Kristina Goolsby, who said she is a parent of two children, said she has found the lack of structure with remote learning to be especially challenging for working parents, who use their off time to help their kids with their work.
“After five o’clock in the afternoon until nine o’clock in the evening every single day of the week I [have] to spend teaching math, doing reading, prompting because the structure unfortunately wasn’t there and the children were unsupervised,” Goolsby said.
Rebecca Strong, who said she has two students in KPBSD schools, was one of many who spoke to unequal educational and recreational opportunities students are receiving during 100% remote learning.
“There’s going to be students who come back when this is over who had opportunities through private education, private tutors, private sport leagues to maintain their status or maintain their progress or develop, and then there will be a bunch of students who didn’t have those opportunities,” Strong said.
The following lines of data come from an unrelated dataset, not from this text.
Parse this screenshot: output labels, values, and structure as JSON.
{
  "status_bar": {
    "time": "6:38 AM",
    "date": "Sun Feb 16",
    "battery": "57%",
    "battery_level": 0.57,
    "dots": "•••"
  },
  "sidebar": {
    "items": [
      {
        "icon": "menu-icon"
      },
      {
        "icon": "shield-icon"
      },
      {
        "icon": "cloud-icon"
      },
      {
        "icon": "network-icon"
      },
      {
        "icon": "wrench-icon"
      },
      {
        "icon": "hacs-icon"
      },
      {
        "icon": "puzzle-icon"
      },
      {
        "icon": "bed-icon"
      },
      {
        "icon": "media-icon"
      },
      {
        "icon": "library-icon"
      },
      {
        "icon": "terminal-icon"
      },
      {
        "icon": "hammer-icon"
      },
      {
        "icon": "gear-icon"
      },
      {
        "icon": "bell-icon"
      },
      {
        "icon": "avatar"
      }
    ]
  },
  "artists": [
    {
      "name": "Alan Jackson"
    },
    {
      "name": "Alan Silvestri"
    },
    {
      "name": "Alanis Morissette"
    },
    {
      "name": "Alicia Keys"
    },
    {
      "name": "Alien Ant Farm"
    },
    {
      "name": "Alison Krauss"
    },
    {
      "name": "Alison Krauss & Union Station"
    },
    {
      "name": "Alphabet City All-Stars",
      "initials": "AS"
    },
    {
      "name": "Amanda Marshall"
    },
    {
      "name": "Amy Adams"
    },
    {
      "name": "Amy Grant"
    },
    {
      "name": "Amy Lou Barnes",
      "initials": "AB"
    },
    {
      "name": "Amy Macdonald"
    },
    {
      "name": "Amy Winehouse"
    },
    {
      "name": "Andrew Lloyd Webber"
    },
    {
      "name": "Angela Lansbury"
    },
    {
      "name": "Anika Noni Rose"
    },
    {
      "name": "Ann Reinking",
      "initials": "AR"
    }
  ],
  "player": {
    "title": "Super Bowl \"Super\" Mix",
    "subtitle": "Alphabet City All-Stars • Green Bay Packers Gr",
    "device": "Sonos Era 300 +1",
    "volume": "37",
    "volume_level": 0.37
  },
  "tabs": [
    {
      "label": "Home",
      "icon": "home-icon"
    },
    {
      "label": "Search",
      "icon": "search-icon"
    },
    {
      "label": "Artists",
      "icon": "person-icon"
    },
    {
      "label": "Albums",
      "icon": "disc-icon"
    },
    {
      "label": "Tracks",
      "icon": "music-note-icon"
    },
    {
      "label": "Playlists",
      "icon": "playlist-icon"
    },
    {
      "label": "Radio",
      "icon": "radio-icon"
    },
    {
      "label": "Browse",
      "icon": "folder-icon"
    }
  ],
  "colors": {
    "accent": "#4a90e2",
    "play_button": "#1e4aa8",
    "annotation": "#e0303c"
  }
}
Clara Stading, a student at Homer Flex High School, said while she wants to go back to school, she doesn’t think it is the best decision for the majority of the population.
“I know many people who are immunocompromised and the idea that me going to school could spread COVID to them and get them killed is honestly enough to dissuade me from going to school,” Stading said. “No, it’s not perfect, but is there anything in life that is?”
Many who spoke in favor of reopening schools cited a recent quote from Dr. Anthony Fauci during an episode of ABC’s “This Week,” which aired on Nov. 29, in which he said to “close the bars and keep the schools open.”
Because most COVID spread is happening in other community spaces, Fauci said that people’s default position should be to try to keep children in school or to get them back to school, though he realizes that one size doesn’t always fit all.
“The best way to ensure the safety of the children in school is to get the community level of spread low,” Fauci said in the interview. “So, if you mitigate the things that you know are causing spread in a very, very profound way, in a robust way, if you bring that down, you will then indirectly and ultimately protect the children in the school because the community level is determined how things go across the board.”